From the Middle East to Mount Everest
Many Muslims in the West suffer an identity crisis at some point. Their disillusionment may turn into hate, which Mostafa Salameh, a Jordanian-British mountaineer of Palestinian decent, tries to tackle in his book “Dreams of a Refugee: From the Middle East to Mount Everest.”
The book recounts Salameh’s extraordinary experience that changed the course of his life, leading him to renew his faith and preach a tolerant Islam, after religion had previously played a very small part in his life.
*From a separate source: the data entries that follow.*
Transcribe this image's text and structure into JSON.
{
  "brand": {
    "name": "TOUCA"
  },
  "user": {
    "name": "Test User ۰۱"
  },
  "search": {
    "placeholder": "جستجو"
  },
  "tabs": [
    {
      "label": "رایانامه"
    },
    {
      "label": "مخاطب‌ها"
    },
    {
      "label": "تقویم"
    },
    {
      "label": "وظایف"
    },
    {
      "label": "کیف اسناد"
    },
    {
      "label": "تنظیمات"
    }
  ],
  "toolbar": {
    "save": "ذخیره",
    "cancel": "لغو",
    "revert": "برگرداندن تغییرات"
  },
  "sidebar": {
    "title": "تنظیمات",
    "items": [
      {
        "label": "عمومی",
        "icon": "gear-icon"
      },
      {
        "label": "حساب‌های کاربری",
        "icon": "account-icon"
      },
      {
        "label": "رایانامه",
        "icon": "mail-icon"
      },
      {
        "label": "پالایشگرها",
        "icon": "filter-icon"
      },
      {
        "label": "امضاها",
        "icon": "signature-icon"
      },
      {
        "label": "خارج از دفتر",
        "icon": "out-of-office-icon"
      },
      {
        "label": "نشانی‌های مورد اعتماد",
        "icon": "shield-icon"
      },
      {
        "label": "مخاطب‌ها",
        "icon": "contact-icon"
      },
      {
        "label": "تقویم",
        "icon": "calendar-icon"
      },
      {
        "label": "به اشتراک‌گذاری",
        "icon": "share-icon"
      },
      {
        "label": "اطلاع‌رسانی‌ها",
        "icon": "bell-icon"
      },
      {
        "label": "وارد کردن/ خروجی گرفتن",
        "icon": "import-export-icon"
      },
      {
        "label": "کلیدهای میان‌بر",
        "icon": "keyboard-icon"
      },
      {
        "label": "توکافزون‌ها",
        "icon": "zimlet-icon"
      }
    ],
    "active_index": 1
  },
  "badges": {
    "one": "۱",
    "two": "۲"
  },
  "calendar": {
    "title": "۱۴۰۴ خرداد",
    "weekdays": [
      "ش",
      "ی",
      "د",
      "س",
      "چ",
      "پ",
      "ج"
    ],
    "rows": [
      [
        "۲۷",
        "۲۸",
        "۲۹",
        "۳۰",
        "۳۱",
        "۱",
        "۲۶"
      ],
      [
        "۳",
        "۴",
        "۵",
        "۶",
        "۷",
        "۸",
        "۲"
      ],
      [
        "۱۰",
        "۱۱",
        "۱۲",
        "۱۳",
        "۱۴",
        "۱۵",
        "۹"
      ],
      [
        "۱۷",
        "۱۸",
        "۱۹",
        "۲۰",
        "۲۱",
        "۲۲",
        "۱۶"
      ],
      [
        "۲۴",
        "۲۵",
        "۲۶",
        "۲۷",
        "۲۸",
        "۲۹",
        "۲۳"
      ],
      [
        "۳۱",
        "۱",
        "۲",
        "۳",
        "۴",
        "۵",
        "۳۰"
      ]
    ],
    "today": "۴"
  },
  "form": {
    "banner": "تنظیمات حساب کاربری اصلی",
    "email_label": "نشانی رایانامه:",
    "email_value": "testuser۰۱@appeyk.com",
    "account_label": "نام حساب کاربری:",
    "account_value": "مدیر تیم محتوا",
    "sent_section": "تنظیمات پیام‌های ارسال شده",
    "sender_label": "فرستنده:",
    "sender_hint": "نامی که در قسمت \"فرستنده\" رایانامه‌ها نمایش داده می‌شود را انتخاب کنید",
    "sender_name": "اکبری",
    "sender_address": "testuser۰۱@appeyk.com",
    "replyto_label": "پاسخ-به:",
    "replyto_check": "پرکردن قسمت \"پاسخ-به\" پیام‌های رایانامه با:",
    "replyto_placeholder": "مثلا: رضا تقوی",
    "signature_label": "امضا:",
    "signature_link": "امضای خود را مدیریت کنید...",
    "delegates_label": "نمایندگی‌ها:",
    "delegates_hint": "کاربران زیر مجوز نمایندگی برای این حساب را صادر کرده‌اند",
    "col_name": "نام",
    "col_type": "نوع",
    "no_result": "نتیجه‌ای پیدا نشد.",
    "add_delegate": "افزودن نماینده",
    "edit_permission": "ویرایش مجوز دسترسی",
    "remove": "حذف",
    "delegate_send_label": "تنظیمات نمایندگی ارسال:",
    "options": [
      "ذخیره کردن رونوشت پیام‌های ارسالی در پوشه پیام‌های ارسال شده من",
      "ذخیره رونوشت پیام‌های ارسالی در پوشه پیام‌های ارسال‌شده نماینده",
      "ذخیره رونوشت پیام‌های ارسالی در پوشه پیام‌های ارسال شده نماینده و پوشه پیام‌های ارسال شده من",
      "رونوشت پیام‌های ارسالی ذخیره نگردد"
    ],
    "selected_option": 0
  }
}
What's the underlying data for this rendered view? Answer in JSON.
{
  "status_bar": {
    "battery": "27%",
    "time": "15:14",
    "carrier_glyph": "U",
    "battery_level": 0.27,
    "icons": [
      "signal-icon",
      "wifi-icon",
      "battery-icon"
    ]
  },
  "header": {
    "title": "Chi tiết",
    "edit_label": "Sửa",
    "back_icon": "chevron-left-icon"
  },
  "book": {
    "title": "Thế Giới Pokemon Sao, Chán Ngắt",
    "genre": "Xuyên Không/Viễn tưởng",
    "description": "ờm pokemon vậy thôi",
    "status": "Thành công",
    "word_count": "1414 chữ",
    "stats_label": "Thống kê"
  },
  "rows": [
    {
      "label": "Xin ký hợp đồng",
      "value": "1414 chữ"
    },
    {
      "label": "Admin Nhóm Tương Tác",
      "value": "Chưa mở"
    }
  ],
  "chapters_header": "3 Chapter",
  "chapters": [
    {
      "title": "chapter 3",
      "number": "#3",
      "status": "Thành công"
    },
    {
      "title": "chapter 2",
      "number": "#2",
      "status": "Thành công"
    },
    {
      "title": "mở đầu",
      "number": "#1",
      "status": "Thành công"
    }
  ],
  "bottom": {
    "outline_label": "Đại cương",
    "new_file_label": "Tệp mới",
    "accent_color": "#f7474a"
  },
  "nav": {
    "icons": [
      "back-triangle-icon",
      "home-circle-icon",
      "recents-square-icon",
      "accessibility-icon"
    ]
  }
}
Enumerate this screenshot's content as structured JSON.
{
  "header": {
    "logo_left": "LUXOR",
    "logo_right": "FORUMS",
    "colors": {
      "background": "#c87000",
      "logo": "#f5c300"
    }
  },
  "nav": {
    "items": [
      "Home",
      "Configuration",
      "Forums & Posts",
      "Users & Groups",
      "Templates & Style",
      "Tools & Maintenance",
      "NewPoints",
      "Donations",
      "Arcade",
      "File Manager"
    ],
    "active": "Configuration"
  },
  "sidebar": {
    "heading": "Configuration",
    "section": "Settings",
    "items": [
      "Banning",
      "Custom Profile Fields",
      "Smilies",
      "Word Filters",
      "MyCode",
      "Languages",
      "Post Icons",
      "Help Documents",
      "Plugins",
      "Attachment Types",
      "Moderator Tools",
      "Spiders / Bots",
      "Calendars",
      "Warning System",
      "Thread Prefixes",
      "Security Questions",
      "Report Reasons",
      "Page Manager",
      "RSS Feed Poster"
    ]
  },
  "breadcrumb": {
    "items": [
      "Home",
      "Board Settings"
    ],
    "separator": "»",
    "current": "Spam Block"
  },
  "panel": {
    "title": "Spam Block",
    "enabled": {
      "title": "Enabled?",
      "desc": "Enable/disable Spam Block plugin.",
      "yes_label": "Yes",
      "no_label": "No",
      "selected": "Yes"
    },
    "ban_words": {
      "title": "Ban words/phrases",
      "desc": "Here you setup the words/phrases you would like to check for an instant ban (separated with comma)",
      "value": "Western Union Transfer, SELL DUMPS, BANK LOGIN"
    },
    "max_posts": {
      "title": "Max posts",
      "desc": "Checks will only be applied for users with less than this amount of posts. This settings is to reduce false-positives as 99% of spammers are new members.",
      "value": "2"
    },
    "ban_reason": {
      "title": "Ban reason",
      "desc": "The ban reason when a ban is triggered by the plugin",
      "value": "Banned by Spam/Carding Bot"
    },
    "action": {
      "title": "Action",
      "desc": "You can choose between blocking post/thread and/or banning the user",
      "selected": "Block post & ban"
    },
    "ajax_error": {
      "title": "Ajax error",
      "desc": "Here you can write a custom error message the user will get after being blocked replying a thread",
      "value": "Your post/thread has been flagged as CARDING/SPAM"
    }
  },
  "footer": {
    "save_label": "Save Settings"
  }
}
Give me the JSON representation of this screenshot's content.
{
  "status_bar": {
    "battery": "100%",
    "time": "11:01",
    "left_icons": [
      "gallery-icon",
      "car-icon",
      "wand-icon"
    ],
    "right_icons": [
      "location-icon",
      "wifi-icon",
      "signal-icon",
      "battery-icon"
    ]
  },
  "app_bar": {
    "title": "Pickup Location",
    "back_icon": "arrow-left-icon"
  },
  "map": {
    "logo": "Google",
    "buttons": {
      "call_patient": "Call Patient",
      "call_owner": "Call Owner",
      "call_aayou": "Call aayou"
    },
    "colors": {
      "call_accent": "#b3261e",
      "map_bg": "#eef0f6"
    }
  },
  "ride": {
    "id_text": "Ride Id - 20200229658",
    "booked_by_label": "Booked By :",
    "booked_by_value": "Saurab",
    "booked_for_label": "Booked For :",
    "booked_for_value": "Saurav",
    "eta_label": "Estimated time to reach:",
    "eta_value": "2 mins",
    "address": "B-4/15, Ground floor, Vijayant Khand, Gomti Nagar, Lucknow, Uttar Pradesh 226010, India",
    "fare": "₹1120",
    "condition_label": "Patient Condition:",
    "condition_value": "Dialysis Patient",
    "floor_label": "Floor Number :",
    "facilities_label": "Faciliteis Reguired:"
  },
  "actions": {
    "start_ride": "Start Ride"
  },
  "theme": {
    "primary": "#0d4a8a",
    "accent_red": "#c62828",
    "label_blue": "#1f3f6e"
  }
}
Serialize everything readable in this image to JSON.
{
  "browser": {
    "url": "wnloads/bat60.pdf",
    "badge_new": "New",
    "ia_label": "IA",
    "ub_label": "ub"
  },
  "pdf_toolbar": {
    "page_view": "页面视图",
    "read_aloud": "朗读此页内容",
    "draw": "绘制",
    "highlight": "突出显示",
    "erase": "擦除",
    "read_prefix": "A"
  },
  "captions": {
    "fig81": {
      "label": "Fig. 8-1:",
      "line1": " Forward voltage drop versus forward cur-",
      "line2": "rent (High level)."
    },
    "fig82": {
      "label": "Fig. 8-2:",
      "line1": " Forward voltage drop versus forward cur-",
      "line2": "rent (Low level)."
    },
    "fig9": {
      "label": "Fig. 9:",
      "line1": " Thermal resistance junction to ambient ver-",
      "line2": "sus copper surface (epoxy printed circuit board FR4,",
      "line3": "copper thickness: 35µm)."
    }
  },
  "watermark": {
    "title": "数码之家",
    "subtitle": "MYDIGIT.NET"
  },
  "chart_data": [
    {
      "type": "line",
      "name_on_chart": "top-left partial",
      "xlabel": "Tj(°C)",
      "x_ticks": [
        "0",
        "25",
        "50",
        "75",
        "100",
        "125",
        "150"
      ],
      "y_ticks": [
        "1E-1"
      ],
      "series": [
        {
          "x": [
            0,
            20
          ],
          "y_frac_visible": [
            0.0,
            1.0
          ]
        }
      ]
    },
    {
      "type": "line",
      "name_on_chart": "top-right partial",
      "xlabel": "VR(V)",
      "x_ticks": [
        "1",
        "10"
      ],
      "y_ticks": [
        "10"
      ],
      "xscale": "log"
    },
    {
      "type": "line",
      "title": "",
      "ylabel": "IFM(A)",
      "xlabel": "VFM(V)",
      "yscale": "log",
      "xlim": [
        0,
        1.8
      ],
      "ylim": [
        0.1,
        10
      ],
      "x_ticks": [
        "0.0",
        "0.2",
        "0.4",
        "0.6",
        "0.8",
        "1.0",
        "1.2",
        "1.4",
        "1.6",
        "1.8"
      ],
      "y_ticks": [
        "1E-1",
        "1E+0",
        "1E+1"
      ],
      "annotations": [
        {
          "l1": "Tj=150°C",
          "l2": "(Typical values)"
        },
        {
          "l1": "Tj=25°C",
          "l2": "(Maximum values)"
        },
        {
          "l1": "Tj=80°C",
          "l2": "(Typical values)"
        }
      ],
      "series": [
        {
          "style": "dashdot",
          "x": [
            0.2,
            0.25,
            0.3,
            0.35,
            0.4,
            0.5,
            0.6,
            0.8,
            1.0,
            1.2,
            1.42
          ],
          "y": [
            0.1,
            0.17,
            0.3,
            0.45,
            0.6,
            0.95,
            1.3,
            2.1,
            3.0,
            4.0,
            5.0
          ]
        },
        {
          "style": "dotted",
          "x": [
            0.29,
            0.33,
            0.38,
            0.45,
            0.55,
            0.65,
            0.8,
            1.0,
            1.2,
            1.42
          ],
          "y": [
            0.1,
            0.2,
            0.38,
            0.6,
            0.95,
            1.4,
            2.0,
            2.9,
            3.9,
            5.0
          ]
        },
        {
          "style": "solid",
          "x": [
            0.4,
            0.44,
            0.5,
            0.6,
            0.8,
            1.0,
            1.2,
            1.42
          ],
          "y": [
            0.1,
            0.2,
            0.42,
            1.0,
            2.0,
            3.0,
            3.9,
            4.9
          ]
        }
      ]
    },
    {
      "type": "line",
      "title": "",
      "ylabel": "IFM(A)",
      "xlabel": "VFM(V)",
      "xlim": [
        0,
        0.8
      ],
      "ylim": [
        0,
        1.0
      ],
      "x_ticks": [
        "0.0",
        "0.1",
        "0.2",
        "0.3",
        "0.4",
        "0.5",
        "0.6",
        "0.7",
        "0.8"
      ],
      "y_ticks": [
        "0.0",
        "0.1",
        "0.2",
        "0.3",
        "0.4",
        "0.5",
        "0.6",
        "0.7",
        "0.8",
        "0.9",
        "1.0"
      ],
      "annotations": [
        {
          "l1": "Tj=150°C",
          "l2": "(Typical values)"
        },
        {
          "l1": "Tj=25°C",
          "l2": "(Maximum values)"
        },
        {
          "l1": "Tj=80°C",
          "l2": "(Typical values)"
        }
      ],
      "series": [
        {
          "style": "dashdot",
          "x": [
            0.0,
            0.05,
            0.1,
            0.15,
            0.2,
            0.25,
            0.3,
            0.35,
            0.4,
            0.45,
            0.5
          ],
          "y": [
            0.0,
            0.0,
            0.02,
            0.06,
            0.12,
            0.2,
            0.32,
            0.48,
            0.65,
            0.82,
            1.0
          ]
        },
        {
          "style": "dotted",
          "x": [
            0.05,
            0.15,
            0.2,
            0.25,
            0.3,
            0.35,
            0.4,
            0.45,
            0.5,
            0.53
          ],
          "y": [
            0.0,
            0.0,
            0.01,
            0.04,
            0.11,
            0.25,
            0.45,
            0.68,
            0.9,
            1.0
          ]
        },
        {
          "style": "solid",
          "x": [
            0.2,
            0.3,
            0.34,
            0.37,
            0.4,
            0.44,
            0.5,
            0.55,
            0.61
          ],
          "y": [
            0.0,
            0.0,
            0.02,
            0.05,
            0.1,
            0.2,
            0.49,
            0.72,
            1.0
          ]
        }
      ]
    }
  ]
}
Born in Kuwait, a chance meeting led Salameh to London then Edinburgh where he partied excessively. One night he had a dream in which he was standing on the highest mountain on Earth reciting the call to prayer. He decided to climb Mount Everest though he had no mountaineering experience.
At first, Salameh described what seemed to be random encounters, including a clash with the Jordanian ambassador in London.
Later, his writing felt like it had more relevance. He referred to Khalil Gibran’s “The Prophet” when Gibran wrote of death: “When you have reached the mountaintop, then you shall begin to climb. And when the earth shall claim your limbs, then shall you truly dance.”
He referred to Paulo Coelho’s “The Alchemist” and the message that Allah knows the future but Allah is not telling him how to live his life. He wrote: “The way I see it, Allah provides opportunities and puts people in my path but everything depends on my intention and my intention has always been to help my family and parents and brothers and sister, and to be kind and loving to those I encounter.”
While in Edinburgh, Salameh said he felt the need to reacquaint himself with God, which led him to explore India.
Hindu and Buddhist teachings spoke to Salameh and he was particularly influenced by a quote of Siddhartha: “No one saves us but ourselves… No one can and no one may. We ourselves must walk the path. Work out your own salvation. Do not depend on others.”
In his book, Salameh spoke highly of the Jordanian king, who encouraged him to climb Mount Everest and to provide inspiration for young people.
He also spoke of the people he met during his climb, such as Suhail, a sports champion representing Jordan in the next Paralympics.
However, one of Salameh’s finest memories of the climb was meeting a team of Iranian mountaineers. He said they got on very well and there was mutual respect, despite him being a Sunni and they Shias. He said: “On Everest we were just Muslims and human beings.”
Salameh presented easily digestible summaries of the Palestinian conflict, the rise of the Islamic State (ISIS) and the causes of radicalisation. He quoted British journalist Robert Fisk’s prediction “if the West causes trouble in the Middle East, it will come back to haunt them.”
Salameh blamed some European countries for making it difficult for young people to be pious Muslims. They support mosques that centre on one or another national group instead of supporting ethnic minorities to enable them to receive Islamic education in their local language. He reckoned that tackling identity crisis requires mixing with people from all backgrounds.
Salameh complained that the Middle East is deeply fragmented, noting that “travelling from one Arab country to another is much easier if you are the holder of an American or European passport than an Arabic one. Even if, for example, I visit Dubai on a Jordanian passport, the visa application takes a long time compared with the rapid speed when I travel with my British passport.”
Salameh is committed to spreading the message of tolerant Islam. He is a motivational speaker and activist, trying to turn young people away from radicalisation. He said: “If you want to be a good Muslim, don’t fight unless you are attacked or you have to save your family or country. Be kind and honest. Respect other religions. We all worship the same God. There’s no need to convert or change anyone. Just accept everyone.”
After two failed attempts, Salameh reached the top of Mount Everest in 2008. He became the first Jordanian to reach the North Pole and to scale the Seven Summits — the highest mountain on each of the seven continents. In 2016, he reached the South Pole, the first Muslim to do so.